Our playground has many swings, lots of trees, a large field, a slide, a tree-house which accommodates children of all ages, a climbing wall, monkey bars, parallel bars and fort-building areas. We have an outdoor music area, a mud kitchen, a giant sandbox, a racetrack for toy cars and a nature art area. The Early Childhood building has its own outdoor area sized appropriately for younger students. Grades 4-8 have a designated space in front of the school where the older students may read, work and socialize if they choose. Mixed age groups play together and we encourage this.
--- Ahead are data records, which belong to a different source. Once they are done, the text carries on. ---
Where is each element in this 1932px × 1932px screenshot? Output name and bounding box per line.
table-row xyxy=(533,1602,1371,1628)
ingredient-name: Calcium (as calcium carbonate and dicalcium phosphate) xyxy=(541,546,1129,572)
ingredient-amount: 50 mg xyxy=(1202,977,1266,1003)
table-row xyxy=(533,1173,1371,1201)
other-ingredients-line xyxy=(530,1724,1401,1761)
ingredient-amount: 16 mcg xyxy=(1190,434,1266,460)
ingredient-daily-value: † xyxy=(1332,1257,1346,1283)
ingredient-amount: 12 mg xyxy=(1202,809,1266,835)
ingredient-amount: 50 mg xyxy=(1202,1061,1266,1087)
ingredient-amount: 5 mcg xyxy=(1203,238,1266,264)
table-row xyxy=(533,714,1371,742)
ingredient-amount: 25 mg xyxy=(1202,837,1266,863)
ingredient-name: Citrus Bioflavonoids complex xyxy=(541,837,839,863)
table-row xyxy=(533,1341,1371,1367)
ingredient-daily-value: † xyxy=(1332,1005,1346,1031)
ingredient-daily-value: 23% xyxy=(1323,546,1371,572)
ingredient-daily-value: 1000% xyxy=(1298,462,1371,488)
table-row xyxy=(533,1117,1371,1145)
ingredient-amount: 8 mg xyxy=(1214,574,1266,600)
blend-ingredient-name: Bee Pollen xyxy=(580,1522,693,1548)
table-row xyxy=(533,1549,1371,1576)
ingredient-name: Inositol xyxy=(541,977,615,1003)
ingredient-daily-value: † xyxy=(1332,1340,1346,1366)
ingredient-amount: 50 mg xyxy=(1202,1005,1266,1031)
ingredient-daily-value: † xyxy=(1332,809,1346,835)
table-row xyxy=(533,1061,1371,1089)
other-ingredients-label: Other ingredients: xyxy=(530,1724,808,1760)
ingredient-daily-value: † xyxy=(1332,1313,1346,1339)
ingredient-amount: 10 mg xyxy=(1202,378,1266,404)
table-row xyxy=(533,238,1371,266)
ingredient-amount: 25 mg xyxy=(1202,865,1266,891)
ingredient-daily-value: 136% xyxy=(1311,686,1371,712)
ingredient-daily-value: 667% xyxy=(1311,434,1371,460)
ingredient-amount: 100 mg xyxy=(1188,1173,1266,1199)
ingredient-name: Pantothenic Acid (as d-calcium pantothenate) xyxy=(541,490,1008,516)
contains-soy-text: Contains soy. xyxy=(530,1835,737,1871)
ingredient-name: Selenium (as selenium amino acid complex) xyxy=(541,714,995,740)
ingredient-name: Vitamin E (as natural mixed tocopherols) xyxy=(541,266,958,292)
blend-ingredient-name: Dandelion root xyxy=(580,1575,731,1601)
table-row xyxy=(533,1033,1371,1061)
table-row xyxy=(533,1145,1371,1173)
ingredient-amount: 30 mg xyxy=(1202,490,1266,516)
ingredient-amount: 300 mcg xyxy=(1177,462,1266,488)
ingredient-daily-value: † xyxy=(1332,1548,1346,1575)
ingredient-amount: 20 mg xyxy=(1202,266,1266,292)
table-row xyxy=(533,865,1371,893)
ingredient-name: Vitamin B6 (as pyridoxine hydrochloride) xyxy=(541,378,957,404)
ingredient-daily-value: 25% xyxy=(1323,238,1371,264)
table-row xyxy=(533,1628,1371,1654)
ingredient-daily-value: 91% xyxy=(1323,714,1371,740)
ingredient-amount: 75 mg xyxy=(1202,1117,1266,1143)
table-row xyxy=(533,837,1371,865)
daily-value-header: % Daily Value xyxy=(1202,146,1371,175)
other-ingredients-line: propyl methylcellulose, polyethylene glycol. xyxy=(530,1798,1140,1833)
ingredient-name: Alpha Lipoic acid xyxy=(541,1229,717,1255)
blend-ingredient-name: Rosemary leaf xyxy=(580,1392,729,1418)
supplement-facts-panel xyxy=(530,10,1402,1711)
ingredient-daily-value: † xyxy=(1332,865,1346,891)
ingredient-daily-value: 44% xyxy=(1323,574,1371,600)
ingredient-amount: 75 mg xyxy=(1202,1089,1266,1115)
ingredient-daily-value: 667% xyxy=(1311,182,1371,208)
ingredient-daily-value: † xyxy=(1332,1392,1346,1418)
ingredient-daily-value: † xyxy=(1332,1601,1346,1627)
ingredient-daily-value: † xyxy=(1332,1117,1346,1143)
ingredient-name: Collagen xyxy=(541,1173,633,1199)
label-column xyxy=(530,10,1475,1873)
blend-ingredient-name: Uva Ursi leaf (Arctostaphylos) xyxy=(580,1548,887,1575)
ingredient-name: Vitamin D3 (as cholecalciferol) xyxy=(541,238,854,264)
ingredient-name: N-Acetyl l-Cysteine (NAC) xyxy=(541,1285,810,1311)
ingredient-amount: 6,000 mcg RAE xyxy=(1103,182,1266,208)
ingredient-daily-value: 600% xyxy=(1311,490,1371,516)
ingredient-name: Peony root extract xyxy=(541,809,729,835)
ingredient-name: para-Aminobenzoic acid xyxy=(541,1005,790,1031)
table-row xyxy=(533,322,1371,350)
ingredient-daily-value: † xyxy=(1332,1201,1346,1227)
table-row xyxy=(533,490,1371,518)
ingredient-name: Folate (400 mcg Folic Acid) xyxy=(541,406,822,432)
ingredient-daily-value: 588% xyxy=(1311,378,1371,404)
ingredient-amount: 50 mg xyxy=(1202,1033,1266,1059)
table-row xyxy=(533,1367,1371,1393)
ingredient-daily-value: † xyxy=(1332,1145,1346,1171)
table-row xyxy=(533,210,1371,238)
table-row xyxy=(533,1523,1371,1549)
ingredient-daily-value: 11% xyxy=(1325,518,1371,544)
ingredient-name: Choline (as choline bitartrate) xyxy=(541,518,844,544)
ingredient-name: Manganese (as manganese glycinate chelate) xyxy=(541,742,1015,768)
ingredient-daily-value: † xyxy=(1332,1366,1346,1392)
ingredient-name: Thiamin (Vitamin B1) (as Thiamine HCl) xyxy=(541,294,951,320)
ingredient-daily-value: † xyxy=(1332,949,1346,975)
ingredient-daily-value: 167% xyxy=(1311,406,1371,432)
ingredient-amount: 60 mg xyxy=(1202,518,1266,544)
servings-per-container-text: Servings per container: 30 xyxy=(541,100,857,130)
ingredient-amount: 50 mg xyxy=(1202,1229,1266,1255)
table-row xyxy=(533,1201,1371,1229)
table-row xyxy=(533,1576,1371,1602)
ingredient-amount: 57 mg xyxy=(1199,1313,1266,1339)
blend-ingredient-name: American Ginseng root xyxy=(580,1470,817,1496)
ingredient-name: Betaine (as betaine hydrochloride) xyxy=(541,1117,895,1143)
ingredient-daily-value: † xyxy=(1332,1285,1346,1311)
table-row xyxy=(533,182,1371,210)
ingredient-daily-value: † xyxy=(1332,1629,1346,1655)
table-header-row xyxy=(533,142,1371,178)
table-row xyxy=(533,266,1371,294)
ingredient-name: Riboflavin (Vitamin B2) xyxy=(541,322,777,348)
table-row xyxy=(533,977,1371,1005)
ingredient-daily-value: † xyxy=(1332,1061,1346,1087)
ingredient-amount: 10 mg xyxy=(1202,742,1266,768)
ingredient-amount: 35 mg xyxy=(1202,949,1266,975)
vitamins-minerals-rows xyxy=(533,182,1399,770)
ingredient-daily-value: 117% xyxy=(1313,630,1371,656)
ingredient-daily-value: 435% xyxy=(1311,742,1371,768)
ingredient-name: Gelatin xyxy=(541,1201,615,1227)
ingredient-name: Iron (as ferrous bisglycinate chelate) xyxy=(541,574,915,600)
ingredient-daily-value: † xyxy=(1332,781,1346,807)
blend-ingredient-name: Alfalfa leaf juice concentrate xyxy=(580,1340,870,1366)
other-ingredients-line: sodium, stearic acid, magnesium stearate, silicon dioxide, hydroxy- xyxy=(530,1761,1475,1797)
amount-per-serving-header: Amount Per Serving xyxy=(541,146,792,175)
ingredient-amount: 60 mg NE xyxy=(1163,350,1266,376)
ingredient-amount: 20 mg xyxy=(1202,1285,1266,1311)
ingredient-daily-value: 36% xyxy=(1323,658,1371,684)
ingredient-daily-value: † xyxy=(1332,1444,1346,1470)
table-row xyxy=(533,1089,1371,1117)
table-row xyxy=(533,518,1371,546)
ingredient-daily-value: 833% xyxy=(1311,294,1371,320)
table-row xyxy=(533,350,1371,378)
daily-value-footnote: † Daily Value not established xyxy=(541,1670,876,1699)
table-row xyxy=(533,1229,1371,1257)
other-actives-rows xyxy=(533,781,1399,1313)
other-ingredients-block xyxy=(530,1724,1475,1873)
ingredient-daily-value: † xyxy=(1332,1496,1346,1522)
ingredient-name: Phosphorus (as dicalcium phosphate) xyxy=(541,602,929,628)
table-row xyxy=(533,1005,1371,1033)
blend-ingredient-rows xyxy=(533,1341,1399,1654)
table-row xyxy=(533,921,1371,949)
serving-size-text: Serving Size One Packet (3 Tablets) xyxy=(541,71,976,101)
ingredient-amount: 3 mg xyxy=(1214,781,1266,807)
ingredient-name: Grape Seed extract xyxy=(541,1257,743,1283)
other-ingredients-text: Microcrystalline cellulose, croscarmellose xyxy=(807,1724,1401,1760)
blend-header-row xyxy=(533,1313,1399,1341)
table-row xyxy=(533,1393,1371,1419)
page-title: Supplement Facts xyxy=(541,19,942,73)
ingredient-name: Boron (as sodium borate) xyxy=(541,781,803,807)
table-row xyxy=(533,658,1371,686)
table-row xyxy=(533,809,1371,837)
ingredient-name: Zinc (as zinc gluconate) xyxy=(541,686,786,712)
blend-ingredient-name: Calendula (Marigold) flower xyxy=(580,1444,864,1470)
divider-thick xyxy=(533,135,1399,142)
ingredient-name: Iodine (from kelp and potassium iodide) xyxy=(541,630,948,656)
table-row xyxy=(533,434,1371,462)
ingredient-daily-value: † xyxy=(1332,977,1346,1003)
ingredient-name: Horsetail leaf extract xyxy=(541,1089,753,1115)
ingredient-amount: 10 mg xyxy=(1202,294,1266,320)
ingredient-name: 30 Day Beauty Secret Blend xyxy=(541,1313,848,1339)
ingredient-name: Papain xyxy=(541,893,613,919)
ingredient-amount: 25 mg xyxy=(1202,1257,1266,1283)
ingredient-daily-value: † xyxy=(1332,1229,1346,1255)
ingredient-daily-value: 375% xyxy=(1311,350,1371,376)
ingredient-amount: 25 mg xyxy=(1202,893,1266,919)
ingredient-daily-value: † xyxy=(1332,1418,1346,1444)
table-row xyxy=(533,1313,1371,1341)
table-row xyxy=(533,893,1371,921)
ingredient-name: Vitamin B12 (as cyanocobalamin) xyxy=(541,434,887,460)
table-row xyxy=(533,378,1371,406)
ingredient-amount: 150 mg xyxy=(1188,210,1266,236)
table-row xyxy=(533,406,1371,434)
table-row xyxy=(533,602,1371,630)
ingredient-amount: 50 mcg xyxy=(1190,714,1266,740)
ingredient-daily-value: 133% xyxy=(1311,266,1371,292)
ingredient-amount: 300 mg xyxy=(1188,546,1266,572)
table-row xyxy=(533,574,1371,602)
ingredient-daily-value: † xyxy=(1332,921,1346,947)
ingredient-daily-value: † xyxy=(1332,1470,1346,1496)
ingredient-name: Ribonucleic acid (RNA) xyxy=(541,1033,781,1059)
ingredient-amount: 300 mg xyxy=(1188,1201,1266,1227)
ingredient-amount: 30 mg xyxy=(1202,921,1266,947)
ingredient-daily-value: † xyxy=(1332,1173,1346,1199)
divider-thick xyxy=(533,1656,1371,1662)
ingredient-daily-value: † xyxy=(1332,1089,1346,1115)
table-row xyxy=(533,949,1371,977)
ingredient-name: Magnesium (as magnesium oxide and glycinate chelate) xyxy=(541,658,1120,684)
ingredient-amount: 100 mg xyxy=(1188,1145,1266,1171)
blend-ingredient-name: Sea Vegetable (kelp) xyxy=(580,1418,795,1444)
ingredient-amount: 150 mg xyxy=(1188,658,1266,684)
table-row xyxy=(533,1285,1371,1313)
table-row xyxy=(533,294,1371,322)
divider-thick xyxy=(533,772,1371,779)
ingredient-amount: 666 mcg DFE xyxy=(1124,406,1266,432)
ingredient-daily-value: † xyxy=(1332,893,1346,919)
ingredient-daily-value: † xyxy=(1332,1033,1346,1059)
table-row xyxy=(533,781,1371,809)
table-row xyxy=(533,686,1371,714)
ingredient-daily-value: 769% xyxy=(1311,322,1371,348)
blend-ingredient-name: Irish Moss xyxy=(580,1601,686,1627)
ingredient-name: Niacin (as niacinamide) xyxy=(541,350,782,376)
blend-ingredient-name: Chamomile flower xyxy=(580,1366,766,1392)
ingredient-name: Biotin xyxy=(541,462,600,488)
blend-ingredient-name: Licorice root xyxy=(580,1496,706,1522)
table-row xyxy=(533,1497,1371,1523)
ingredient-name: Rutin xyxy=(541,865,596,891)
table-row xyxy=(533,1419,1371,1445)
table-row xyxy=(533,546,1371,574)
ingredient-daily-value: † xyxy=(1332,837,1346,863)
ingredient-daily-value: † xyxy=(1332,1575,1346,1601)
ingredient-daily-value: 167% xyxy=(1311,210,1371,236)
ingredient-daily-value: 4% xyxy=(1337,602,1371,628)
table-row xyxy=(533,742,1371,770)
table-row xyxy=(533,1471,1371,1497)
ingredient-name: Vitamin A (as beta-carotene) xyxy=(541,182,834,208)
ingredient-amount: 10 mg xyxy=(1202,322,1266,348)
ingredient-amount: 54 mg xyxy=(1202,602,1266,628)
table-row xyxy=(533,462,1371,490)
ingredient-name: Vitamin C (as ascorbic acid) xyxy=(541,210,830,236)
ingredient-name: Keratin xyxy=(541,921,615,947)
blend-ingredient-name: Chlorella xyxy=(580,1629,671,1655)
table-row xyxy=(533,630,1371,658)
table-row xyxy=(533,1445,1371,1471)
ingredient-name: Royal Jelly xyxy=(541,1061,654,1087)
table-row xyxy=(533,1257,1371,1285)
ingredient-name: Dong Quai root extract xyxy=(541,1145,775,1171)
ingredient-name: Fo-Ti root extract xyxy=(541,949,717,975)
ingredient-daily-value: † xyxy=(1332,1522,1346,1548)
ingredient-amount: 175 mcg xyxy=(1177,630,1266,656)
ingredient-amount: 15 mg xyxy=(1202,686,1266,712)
Children are invited to get dirty, so students should wear rain boots and bring a change of clothes when it is muddy and wet.
As more children become disconnected with nature, places like the Carbondale New School become increasingly important. Recent research backs up the school's long-standing commitment: contact with nature promotes healthier social behavior, lessens social dysfunction, helps alleviate stress and improves resilience.
Wilderness and nature-based experiences result in a range of benefits shown to improve a person's physical and mental health. Studies have shown that time spent outdoors can reduce body fat, reduce anxiety, stress, improve self-esteem, promote positive changes in behavior, create an enhanced connection to nature and improve knowledge and skills acquisition.
Outdoor recreation can also benefit children with specific health issues, such as obesity and attention-deficit hyperactivity disorder.
The New School outdoor classroom is different by design: we give children the materials for constructive play, but the actual elements of play are produced by the kids themselves. Occasionally alone, but more frequently in pairs or trios--or all-out collaboration, as shown here--our students take the raw materials of play and assemble them. A log becomes a fulcrum, and a plank a seesaw. Or two logs support a board that serves as a table; shorter boards are serving trays, tree-cookies become plates spilling over with crabapples and greens, and suddenly we are in the midst of a feast. Such play frequently cuts across age groups: older kids assisting younger, smaller kids seeing their creative contributions sit side-by-side with those of older students. What are kids with daily exposure to this kind of activity going to take away from CNS? They are going to be self-directed, they are going to be imaginative problem-solvers, and they are going to know what it means to work as a team. In other words, they are going to be just about everything we want our kids to be, academically and otherwise.